Reflecting on the lasting popularity of I LOVE LUCY, I can’t help but notice that many of its iconic episodes live in the middle range of its premiere and finale, a dynamic that has certainly been replicated more often than not throughout television history since. But it’s a credit to the show’s central performers and writers that I LOVE LUCY never dipped too far into true self-parody territory (or a “shark-jumping” realm as HAPPY DAYS [1974–1984] would inadvertently coin), even with various celebrity cameos toward the end of its life.

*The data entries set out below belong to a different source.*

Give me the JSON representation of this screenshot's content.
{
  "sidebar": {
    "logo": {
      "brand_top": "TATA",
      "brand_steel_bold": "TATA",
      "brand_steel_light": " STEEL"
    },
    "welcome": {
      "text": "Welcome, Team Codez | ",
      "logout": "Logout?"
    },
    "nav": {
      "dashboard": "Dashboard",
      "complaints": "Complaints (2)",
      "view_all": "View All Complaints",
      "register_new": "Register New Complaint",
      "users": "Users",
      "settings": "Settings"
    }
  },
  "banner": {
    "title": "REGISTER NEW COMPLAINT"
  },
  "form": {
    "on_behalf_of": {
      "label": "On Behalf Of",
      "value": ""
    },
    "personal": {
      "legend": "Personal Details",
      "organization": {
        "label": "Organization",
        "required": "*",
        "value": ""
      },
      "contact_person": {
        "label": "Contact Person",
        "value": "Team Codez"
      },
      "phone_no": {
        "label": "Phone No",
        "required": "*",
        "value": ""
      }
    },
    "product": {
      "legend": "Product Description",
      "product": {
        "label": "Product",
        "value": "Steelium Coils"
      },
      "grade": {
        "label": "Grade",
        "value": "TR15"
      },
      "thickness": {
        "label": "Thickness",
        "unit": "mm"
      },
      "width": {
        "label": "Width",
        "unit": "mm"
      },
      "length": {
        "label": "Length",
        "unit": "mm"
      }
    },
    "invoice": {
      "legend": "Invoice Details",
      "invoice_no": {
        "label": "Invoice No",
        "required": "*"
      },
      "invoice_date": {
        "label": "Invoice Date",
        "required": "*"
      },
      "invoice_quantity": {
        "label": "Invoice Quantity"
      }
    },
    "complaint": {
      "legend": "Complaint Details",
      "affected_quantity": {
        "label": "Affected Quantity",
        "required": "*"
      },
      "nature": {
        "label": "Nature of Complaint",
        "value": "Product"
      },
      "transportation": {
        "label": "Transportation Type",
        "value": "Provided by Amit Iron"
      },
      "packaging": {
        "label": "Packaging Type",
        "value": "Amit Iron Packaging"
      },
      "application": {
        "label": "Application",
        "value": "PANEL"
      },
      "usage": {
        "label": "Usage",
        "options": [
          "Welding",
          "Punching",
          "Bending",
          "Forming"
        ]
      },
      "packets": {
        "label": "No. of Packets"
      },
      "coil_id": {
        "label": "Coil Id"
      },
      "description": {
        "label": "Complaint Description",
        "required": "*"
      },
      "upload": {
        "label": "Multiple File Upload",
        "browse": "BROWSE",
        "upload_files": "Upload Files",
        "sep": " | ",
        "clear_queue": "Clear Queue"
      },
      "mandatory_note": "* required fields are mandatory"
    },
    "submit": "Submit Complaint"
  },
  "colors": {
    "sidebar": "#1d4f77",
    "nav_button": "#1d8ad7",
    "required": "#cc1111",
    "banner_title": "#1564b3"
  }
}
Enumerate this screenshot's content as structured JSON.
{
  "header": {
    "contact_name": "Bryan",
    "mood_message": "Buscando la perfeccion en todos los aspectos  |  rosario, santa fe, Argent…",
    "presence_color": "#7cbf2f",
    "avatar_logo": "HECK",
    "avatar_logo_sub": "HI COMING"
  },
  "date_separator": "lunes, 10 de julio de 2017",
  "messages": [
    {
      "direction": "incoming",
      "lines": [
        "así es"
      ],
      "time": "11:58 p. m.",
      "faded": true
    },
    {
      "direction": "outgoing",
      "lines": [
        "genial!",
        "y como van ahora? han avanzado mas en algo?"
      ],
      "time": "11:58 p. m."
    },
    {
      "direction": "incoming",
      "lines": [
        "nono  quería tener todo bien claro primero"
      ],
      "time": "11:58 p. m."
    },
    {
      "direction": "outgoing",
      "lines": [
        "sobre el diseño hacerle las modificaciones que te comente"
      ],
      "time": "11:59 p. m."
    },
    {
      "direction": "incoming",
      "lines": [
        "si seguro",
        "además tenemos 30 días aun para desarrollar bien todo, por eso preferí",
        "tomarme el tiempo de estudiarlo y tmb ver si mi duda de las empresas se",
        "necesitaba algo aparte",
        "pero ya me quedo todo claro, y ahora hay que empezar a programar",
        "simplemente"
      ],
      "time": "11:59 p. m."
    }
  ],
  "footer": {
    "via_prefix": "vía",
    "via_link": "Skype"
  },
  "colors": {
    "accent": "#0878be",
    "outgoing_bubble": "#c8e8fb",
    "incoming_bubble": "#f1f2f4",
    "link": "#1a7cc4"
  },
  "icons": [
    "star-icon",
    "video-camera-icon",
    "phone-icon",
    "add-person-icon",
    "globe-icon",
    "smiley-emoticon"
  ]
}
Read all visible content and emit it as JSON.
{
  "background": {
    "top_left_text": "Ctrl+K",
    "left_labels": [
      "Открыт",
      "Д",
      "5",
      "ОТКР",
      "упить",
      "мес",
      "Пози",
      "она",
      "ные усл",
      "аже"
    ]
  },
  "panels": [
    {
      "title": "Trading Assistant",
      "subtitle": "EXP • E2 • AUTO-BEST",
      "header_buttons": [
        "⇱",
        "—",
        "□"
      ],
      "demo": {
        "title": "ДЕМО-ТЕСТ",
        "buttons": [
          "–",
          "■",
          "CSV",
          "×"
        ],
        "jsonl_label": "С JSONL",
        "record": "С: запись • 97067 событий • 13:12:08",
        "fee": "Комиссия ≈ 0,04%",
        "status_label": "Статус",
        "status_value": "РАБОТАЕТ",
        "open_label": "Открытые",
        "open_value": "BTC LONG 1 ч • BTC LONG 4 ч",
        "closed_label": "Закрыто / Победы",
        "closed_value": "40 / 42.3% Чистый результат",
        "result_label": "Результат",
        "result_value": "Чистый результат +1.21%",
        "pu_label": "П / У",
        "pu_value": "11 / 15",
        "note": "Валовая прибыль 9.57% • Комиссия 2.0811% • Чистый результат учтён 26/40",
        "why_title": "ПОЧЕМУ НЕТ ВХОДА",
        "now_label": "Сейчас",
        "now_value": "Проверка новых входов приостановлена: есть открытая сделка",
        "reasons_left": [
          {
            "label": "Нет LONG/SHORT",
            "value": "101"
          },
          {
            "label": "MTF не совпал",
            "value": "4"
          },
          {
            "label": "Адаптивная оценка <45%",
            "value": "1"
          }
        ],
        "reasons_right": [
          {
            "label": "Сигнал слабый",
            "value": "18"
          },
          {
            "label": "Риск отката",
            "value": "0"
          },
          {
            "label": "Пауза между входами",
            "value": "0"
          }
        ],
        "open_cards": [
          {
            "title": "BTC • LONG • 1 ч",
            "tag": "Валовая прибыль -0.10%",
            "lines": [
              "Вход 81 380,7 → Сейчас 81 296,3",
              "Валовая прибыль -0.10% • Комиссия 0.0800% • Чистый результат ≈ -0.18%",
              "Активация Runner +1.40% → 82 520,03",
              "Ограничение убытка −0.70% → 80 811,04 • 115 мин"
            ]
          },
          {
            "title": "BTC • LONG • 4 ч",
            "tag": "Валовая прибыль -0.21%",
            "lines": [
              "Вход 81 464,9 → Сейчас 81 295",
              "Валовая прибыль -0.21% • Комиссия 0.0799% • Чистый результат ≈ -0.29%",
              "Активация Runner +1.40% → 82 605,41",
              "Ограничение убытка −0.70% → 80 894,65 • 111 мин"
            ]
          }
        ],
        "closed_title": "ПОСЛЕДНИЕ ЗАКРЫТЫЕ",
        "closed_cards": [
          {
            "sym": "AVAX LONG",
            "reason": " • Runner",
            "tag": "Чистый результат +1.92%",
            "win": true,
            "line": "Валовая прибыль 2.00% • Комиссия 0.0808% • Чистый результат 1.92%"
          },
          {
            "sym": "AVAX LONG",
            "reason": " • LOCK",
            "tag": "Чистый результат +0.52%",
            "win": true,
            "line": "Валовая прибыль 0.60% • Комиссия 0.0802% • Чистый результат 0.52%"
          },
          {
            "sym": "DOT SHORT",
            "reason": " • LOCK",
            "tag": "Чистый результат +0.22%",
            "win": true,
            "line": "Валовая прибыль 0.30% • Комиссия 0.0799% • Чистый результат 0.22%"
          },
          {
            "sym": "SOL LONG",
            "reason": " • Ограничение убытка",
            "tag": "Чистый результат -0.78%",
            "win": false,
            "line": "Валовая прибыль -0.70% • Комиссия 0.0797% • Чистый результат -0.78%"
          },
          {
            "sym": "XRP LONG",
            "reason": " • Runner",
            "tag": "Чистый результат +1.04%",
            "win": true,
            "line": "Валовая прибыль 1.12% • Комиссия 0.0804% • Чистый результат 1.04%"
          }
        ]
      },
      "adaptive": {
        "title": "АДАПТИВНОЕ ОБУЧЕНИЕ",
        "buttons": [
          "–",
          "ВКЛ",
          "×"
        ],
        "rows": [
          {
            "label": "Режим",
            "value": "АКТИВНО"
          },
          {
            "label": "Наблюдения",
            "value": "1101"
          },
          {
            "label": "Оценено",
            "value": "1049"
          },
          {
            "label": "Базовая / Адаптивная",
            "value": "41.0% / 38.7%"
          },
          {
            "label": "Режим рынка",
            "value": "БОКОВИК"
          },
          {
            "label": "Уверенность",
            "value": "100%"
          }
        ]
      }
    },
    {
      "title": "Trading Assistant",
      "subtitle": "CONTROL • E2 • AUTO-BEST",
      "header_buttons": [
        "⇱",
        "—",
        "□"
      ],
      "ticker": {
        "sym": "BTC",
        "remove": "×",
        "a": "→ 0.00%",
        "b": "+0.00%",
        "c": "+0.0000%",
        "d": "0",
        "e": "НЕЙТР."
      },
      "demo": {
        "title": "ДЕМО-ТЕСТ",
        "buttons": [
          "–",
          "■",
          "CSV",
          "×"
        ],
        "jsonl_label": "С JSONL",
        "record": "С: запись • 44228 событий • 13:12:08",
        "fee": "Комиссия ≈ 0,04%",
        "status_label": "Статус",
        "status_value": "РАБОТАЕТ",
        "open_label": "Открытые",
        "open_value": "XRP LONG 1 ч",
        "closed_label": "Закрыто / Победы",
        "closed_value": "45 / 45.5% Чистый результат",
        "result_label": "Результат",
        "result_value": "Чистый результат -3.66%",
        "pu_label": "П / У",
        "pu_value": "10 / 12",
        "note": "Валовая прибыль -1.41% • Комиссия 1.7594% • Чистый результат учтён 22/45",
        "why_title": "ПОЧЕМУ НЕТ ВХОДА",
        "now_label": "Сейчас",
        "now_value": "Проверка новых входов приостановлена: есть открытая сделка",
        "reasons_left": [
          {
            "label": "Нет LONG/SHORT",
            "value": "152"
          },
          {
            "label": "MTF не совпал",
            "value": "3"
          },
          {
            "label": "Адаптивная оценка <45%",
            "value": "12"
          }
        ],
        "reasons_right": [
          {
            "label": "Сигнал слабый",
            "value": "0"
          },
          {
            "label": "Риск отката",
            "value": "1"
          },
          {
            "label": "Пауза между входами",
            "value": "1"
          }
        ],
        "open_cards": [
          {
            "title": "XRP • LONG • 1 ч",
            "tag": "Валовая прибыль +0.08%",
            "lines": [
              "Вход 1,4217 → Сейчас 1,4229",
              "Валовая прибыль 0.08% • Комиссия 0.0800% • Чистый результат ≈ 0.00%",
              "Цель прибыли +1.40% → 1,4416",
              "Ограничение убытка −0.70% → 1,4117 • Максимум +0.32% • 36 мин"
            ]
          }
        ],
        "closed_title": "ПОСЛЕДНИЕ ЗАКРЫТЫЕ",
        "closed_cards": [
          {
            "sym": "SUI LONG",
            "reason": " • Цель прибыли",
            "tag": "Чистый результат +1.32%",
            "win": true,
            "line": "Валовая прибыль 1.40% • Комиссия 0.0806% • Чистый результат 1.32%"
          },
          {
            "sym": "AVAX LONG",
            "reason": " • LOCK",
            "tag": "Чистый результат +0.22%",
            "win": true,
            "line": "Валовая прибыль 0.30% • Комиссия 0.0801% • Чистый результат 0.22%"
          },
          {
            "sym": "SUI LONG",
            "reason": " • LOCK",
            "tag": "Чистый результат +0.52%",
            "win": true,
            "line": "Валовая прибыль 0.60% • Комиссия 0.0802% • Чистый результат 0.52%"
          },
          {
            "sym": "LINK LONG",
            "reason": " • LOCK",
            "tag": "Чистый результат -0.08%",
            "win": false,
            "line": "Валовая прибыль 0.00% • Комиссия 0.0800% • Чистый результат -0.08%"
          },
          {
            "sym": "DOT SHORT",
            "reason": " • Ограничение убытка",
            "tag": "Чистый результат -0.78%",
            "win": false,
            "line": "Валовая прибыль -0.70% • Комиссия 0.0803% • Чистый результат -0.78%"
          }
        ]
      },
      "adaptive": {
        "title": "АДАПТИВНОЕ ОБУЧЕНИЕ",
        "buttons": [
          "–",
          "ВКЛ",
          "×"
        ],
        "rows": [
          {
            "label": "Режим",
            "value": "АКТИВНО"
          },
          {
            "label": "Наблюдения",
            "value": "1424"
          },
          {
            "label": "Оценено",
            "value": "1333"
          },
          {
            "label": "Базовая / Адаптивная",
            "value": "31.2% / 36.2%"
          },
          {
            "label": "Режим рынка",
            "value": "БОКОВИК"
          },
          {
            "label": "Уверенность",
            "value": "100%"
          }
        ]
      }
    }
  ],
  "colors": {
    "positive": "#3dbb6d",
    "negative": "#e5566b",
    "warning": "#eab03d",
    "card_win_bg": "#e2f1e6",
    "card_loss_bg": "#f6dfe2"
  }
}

The comic compromise of “Lucy meets blank” (which admittedly existed with I LOVE LUCY) would be more thoroughly and disappointingly mined for Ball’s follow-up sitcom THE LUCY SHOW (1962–1968), to say nothing of the situations that would arise for her shows beyond the ’60s. Arnaz continued as a producer for the studio he and his wife co-founded (Desilu of, most famously besides I LOVE LUCY, STAR TREK (1966–1969) fame) before departing for independent pastures. Vance co-starred for the first half of THE LUCY SHOW before the series’ major premise change (which also happened to write out “Lucy Carmichael’s” two children with barely any attention paid). And Frawley would die in 1966 after cameoing in a Vance-less LUCY SHOW episode and playing a central role in MY THREE SONS (1960–1972). No one involved would reach the heights of I LOVE LUCY, in my opinion.

But you know, that’s not meant to be a demeaning statement. The truth is that I LOVE LUCY came along at a perfect time in American and television history. It challenged comedy and TV expectations even as it was built on radio foundations and even played tribute to vaudeville traditions. It depicted the simple existence of interracial love and pregnancy; the latter was unfortunately compromised by risk-averse sponsors but was still unprecedented in its sheer reckoning with the everyday experience (even if the word was never actually uttered on the show). And yes, its performers hammed things up to the rafters as disembodied laughter flowed out through the TV set. But if all the show ever did was rely on the sheer physical and timing brilliance of Ball (and it did more), it would still be known as an all-time classic. This thread is more apparent between “The Girls Want to Go to a Nightclub” and “The Ricardos Dedicate a Statue” than it is in those episodes specifically, but even in a diminished state, the charm, warmth, and laughs of I LOVE LUCY is present in its beginning and ending.